L’estremo supplizio, poi, non riguarda solo i maggiorenni: nel 2014 17 minori, tutti in Iran, sono finiti nelle mani del boia, mentre nei primi sei mesi del 2015 la stessa sorte è toccata 4 giovani, due in Iran e 2 in Pakistan, che al momento del reato non avevano ancora raggiunto la maggiore età. Preoccupa poi la recente escalation di pene capitali in Arabia Saudita (almeno 88 nel 2014 e almeno 102 nel 2015), Egitto, Giordania e Indonesia. Negli ultimi due anni, poi, non si sono registrate esecuzioni in 5 Paesi (Botswana, India, Kuwait, Nigeria e Sud Sudan). Viceversa 7 Paesi in cui non si erano registrate esecuzioni nel 2013 le hanno riprese nel 2014 (Bielorussia, Egitto, Emirati Arabi Uniti, Giordania, Guinea Equatoriale, Pakistan e Singapore) e altri 2 Paesi che non avevano effettuato esecuzioni nel 2014 le hanno riprese nel 2015 (Bangladesh e Indonesia). Inoltre, è probabile che siano state giustiziate persone in Siria, Vietnam e Yemen. Nelle Americhe sono state registrate 33 esecuzioni lo scorso anno e 17 in quello corrente, tutte negli Stati Uniti.

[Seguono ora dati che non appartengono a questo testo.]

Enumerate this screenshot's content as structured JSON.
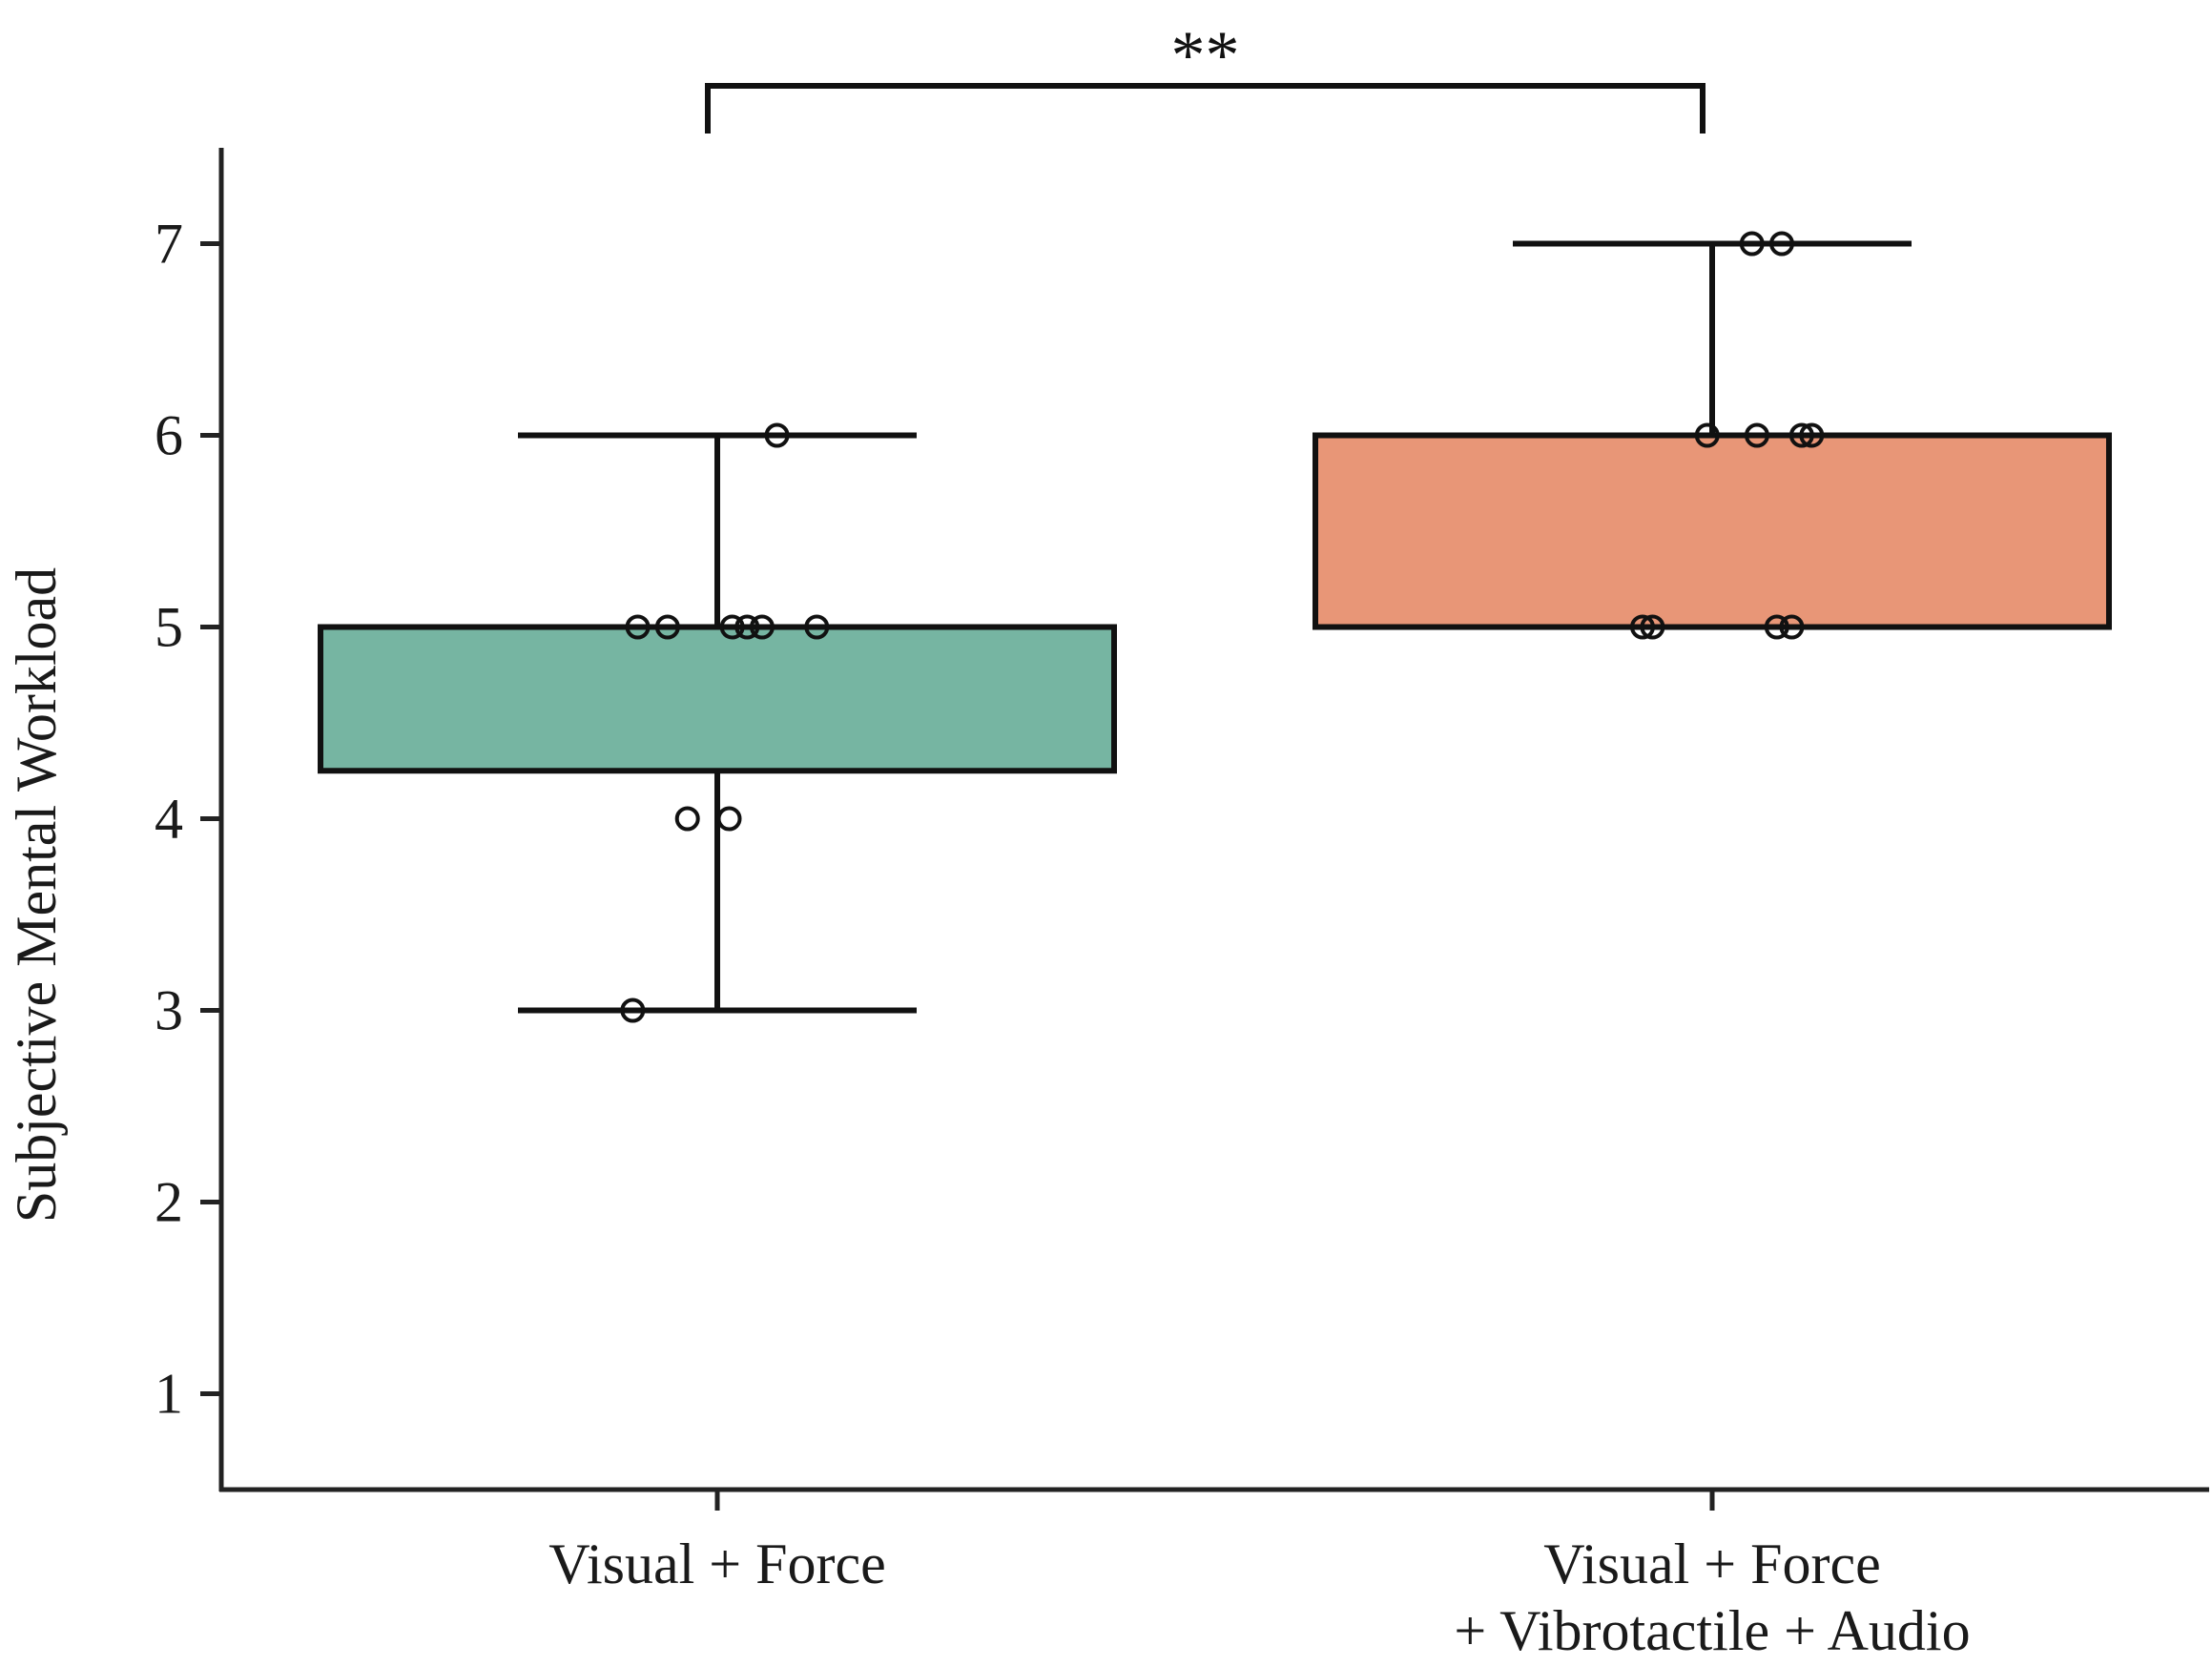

Nell’ultimo anno e mezzo l’impiccagione, la fucilazione e la decapitazione sono stati i metodi con cui è stata praticata la pena di morte nei Paesi a maggioranza musulmana, mentre non risulta siano state eseguite condanne tramite lapidazione, a parte quelle estemporanee, fatte dalla folla inferocita, figlie comunque di una mentalità repressiva. La forca è il tipo si esecuzione più diffuso, preferita per gli uomini ma che non risparmia le donne. Nel 2015, al 30 giugno, almeno 858 altre impiccagioni sono state effettuate in 8 Paesi a maggioranza musulmana: Afghanistan (1), Bangladesh (2), Egitto (almeno 12), Giordania (2), Iran (almeno 657, tra cui 216 annunciate dal Governo); Iraq (almeno 6); Pakistan (almeno 174), Sudan (almeno 4). Nel 2014 sono state effettuate 933 impiccagioni in 9 Paesi a maggioranza musulmana: Afghanistan (6), Egitto (almeno 15), Giordania (11), Iran (almeno 800), Iraq (almeno 67), Malesia (almeno 3), Pakistan (7), Palestina (almeno 1) e Sudan (almeno 23). Sempre lo scorso anno, altre 5 impiccagioni sono state effettuate in 2 Paesi non musulmani: Giappone (3) e Singapore (2). Nel 2015, al 30 giugno, sono state compiute altre 2 impiccagioni, una in Giappone e l’altra a Singapore. Paesi che si abbassano allo stesso livello dei criminali puniti, sventolando la bandiera della vendetta di Stato.